Robb Report Singapore

No Business Like Shoe Business

- By CHRISTIAN BARKER

Regarded as one of Britain’s best men’s shoemakers, over the past 12 years, Tony Gaziano and his partner Dean Girling have built their eponymous business, Gaziano & Girling, from humble beginnings in a backyard workshop into a thriving manufactur­er of fine handcrafte­d footwear. We spoke with Gaziano about his path from rudderless college drop-out to shoemaking maestro and artisanal entreprene­ur.

What made you decide to become a shoemaker? When did the passion for the craft take hold?

Tony Gaziano: I went to college to be an architect. That was what I really wanted to do at the time. But after about six months, it didn’t appeal to me anymore. There wasn’t enough creativity in it, so I stopped going to college, much to my parents’ displeasur­e. And my father said, go out and get a job. I found one at (shoemaker) Joseph Cheaney in Northampto­nshire as a junior designer. I wasn’t into shoes at that time, but I wanted to get into something in fashion and design. When I went there, I thought I was going to be drawing pictures all day. But I had a very oldfashion­ed boss and he said: ‘No son, get on the factory floor — you can’t design anything until you learn how to make it.’ I did that for about 18 months and was quite pissed off with it, to be honest. It grew on me though, and then all of a sudden it was almost like a button got switched on, and I stood there and thought, I enjoy this. So it wasn’t a conscious choice from the beginning. It was something I got involved in and discovered through working in that environmen­t that it was something that I enjoyed doing and wanted to pursue.

Did you find you felt a particular satisfacti­on at the end of a working day, being able to look at physical objects you’d created with your own two hands?

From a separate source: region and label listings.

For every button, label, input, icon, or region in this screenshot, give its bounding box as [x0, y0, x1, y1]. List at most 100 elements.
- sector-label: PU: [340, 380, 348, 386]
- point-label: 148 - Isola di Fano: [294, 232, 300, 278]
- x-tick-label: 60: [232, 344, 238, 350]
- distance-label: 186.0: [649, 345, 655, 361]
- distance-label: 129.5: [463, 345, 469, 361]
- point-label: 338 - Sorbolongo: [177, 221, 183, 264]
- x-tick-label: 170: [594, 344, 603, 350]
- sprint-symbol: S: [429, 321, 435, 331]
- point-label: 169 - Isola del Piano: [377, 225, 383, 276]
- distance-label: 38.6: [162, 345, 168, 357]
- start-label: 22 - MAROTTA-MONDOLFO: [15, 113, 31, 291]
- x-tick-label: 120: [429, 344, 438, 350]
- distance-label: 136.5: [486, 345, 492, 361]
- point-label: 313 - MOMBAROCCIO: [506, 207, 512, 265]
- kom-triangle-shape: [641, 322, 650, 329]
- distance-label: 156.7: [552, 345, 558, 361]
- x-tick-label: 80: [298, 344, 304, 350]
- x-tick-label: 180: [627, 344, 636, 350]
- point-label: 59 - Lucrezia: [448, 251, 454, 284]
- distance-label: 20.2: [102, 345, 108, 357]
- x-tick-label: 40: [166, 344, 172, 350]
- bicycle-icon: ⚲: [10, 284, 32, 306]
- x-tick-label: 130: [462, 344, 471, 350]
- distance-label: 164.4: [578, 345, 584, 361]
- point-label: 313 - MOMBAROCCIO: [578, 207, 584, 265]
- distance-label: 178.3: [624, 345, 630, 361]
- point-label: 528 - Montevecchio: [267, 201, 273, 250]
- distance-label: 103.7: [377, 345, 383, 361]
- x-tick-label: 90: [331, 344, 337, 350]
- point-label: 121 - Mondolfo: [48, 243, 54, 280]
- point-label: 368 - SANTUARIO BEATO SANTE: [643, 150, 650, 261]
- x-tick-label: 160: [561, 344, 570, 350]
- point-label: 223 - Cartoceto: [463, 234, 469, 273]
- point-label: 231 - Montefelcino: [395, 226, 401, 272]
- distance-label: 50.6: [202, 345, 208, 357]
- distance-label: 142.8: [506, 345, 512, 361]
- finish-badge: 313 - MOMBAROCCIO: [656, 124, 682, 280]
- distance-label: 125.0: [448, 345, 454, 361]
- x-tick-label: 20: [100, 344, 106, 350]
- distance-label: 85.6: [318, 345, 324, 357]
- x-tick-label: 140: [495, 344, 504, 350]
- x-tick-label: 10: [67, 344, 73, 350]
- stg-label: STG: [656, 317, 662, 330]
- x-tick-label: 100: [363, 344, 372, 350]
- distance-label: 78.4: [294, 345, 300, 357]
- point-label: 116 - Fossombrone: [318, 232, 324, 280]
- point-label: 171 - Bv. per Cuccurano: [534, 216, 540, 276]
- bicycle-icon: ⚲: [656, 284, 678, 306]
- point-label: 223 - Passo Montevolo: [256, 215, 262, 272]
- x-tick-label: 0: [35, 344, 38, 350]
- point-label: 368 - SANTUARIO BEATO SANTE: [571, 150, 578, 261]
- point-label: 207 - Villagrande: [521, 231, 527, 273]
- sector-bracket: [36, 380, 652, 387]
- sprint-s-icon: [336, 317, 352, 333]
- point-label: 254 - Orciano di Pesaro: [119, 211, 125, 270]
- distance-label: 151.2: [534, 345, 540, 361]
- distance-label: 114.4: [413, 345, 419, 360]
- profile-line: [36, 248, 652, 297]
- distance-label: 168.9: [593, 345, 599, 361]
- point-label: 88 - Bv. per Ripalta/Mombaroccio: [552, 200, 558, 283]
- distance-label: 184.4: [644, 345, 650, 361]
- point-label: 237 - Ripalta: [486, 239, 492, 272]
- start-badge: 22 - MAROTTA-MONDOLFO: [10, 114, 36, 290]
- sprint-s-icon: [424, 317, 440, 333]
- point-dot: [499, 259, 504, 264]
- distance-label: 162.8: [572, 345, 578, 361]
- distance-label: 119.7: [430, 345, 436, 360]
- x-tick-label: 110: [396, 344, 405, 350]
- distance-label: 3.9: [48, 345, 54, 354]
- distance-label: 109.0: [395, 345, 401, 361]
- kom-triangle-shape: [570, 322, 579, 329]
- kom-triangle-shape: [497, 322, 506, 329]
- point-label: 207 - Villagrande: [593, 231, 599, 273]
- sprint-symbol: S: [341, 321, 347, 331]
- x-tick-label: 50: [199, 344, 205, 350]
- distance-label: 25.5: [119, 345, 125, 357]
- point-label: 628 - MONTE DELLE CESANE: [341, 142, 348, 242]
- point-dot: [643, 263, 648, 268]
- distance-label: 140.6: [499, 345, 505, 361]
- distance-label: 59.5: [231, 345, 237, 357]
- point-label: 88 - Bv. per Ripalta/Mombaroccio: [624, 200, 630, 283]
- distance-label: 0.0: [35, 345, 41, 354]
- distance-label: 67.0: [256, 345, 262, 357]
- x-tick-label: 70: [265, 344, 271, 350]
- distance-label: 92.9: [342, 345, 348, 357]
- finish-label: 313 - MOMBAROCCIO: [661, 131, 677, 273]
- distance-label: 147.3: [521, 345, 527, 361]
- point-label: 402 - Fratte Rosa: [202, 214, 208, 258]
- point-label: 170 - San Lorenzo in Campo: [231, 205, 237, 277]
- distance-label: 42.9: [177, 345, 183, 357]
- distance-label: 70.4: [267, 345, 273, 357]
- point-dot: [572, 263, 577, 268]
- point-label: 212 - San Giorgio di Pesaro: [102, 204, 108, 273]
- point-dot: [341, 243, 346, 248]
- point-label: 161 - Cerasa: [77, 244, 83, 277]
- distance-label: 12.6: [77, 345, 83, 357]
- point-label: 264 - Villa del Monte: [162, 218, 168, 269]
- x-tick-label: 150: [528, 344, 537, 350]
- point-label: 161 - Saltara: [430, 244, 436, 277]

Yeah, absolutely. I still get the same feeling and that is the reason why I’m still in the job. At specific times during the day a picture comes in your mind of something that you want to create and it’s a great thing to be able to realise a mental image into a physical product. And the journey of doing that builds a lot of adrenaline in me. There’s a lot of energy, a lot of excitement and if it finishes and it looks the way that I wanted it to, when it’s done, I’ll probably look at that shoe for the next month, 24 hours a day. I’ll become obsessed with it. I really do get a buzz out of that journey of creation.